A while ago, Mark Pilgrim wrote about being prompted with a license agreement that looked like this.
If, like most people, you have trouble parsing the agreement, that’s because it’s not the text of the license agreement that’s being shown but the “marked up” XHTML code. Of course, users are only supposed to see the processed output of the code and not the code itself. Something went wrong here and Mark was shown everything. The result is useless.
Conceptually, computer science can be boiled down to a process of abstraction. In an introductory undergraduate computer science course, students are first taught syntax or the mechanics of writing code that computers can understand. After that, they are taught abstraction. They’ll continue to be taught abstraction, in one way or another, until they graduate. In this sense, programming is just a process of taking complex tasks and then hiding — abstracting — that complexity behind a simplified set of interfaces. Then, programmers build increasingly complex tools on top of these interfaces and the whole cycle repeats. Through this process of abstracting abstractions, programmers build up systems of almost unfathomable complexity. The work of any individual programmer becomes like a tiny cog in a massive, intricate machine.
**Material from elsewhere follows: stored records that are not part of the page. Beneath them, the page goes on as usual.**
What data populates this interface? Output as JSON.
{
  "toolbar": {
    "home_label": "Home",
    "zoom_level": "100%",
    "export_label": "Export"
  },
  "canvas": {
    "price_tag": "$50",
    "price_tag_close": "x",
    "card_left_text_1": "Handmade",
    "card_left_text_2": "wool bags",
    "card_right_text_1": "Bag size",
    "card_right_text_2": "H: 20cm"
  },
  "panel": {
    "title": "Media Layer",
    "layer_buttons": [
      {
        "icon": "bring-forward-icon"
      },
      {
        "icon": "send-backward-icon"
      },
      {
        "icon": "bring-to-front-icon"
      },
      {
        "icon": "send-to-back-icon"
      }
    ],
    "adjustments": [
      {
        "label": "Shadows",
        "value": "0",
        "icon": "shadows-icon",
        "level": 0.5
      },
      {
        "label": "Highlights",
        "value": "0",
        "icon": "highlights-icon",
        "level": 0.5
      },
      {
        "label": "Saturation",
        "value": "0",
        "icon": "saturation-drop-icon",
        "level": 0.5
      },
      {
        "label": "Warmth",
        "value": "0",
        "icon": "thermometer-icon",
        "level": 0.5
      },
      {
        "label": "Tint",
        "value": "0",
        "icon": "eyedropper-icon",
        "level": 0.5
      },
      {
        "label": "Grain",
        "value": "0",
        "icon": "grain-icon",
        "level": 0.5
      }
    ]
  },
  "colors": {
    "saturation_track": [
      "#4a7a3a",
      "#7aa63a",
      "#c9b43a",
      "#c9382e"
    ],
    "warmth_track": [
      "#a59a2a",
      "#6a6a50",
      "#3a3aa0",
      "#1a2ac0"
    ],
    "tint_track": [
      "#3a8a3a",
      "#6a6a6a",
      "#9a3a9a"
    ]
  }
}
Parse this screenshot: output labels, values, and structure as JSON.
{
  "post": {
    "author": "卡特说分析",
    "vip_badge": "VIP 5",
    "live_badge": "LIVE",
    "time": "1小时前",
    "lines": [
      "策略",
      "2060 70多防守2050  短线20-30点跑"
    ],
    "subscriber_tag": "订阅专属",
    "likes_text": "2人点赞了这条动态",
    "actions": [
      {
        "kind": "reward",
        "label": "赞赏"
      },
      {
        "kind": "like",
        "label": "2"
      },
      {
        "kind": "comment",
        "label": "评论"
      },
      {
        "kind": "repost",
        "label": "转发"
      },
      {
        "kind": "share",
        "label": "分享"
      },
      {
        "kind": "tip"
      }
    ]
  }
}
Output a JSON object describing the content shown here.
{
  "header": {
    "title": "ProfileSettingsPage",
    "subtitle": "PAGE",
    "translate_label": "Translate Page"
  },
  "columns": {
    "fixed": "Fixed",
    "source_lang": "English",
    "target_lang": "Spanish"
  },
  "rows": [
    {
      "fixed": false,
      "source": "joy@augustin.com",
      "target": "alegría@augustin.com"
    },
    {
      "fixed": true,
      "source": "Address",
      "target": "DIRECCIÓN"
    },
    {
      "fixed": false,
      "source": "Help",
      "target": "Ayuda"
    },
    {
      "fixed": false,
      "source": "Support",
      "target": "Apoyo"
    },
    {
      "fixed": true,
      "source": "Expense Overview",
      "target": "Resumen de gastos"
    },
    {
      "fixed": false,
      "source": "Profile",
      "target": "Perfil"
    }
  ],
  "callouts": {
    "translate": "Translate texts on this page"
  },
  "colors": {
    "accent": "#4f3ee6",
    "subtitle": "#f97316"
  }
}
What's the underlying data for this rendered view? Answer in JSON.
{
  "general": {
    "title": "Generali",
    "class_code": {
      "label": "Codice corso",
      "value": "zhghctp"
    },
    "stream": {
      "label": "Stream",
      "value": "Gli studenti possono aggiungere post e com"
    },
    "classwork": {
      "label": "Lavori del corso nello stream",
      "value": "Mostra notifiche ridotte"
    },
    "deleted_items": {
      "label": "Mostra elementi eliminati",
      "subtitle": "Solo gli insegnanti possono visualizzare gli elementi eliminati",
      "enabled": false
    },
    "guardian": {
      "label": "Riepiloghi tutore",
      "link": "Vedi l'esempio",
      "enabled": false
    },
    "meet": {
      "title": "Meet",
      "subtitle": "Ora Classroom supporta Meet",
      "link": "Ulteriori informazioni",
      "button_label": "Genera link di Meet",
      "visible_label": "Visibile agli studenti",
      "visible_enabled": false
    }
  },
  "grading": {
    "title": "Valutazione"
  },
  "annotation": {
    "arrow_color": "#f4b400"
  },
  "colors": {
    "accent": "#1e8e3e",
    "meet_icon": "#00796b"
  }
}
Mark’s error is interesting because it shows a ruptured black box — an accute failure of abstraction. Of course, many errors, like the dialog shown below, show us very little about the software we’re using.
With errors like Mark’s, however, users are quite literally presented with a view of parts of the system that programmer was trying to hide.
Here’s another photo I’ve been showing in a my talks that shows a crashed ATM displaying bits of the source code of the application running on the ATM; a bit of unintentional “open sourcing.”
These examples are embarrassing for authors of the software that caused them but are reasonably harmless. Sometimes, however, the window we get into a broken black box can be shocking.
In talks, I’ve mentioned a configuration error on Facebook that resulted in the accidental publication of the Facebook source code. Apparently, people looking at the code found little pieces like these (comments, written by Facebook’s authors, are bolded):
$monitor = array( '42107457' => 1, '9359890' => 1);
// Put baddies (hotties?) in here/* Monitoring these people's profile viewage.
Stored in central db on profile_views.
Helpful for law enforcement to monitor stalkers and stalkees. */
The first block describes a list of “baddies” and “hotties” represented by user ID numbers that Facebook’s authors have singled out for monitoring. The second stanza should be self-explanatory.
Facebook has since taken steps to avoid future errors like this. As a result, we’re much less likely to get further views into their code. Of course, we have every reason to believe that this code, or other code like it, still runs on Facebook. Of course, as long as Facebook’s black box works better than it has in the past, we may never again know exactly what’s going on.
Like Facebook’s authors, many technologists don’t want us knowing what our technology is doing. Sometimes, like Facebook, for good reason: the technology we use is doing things that we would be shocked and unhappy to hear about it. Errors like these provide a view into some of what we might be missing and reasons to be discomforted by the fact that technologists work so hard to keep us in the dark.